For active fund managers, volatility has the potential to create buying opportunities.

They will have thoroughly researched companies and analysed their long-term earnings potential. This will give them a good idea of what a company is worth, and how much they want to pay for shares.

With prices falling, more and more of these companies will be trading below this price, giving them the opportunity to buy. And while this might result in some short-term falls, it gives them the opportunity to buy future profits at a discounted prices, with the prospect of making even better long term returns.

While the short-term falls can feel uncomfortable, remaining invested is the best option.

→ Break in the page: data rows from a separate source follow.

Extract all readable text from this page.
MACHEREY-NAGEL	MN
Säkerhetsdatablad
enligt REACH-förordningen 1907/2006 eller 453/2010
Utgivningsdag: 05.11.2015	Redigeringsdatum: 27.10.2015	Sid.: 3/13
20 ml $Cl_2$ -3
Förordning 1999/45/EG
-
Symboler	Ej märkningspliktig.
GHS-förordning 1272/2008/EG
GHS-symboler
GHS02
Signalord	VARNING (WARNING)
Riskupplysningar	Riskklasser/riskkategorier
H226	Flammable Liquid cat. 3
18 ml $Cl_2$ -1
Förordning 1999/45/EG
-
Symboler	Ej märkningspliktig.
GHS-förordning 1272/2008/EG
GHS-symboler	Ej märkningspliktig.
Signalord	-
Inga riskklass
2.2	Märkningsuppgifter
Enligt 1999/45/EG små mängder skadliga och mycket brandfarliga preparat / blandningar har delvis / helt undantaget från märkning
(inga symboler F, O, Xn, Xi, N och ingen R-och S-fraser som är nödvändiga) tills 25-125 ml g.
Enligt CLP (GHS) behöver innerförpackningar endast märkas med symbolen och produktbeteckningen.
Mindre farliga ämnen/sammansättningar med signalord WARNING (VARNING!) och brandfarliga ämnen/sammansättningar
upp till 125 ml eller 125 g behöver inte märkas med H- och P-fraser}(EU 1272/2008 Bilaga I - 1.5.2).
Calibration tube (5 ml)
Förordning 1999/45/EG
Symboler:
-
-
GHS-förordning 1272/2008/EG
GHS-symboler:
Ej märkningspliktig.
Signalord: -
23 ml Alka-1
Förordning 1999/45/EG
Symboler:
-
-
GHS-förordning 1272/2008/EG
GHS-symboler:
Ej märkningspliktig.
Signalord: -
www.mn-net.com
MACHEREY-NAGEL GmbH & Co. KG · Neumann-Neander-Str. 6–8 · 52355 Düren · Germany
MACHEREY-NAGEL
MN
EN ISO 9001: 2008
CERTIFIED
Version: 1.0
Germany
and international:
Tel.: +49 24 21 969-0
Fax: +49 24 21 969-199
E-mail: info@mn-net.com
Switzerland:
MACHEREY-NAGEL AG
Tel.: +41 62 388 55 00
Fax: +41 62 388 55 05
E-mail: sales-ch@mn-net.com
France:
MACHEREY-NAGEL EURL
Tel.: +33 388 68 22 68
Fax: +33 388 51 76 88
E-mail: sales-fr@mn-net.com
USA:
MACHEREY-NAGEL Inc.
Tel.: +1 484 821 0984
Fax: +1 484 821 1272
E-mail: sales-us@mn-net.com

As Darren Johnson, one of our Senior Investment Consultants, points out: “If you’d said in the summer of 2012, “I know exactly what’s going to be happening. The Eurozone crisis will go on for years. Brexit will happen. China will have a hard or soft landing depending on what you how you interpret it. We’ll have the biggest global pandemic in a century, the steepest economic decline in history, war in Europe, yet markets have grown substantially over this period,” most people would have thought you were mad. And yet, markets have done that despite these events – not because of, but despite of – these events.”

He adds: “The biggest probability of success is to remain invested. The biggest guarantee of failure right now would be to put your money in cash where inflation – which is currently hovering at 9.1% – will erode the value of your money away.”

BlackRock, Invesco and Schroders are fund managers for St. James’s Place.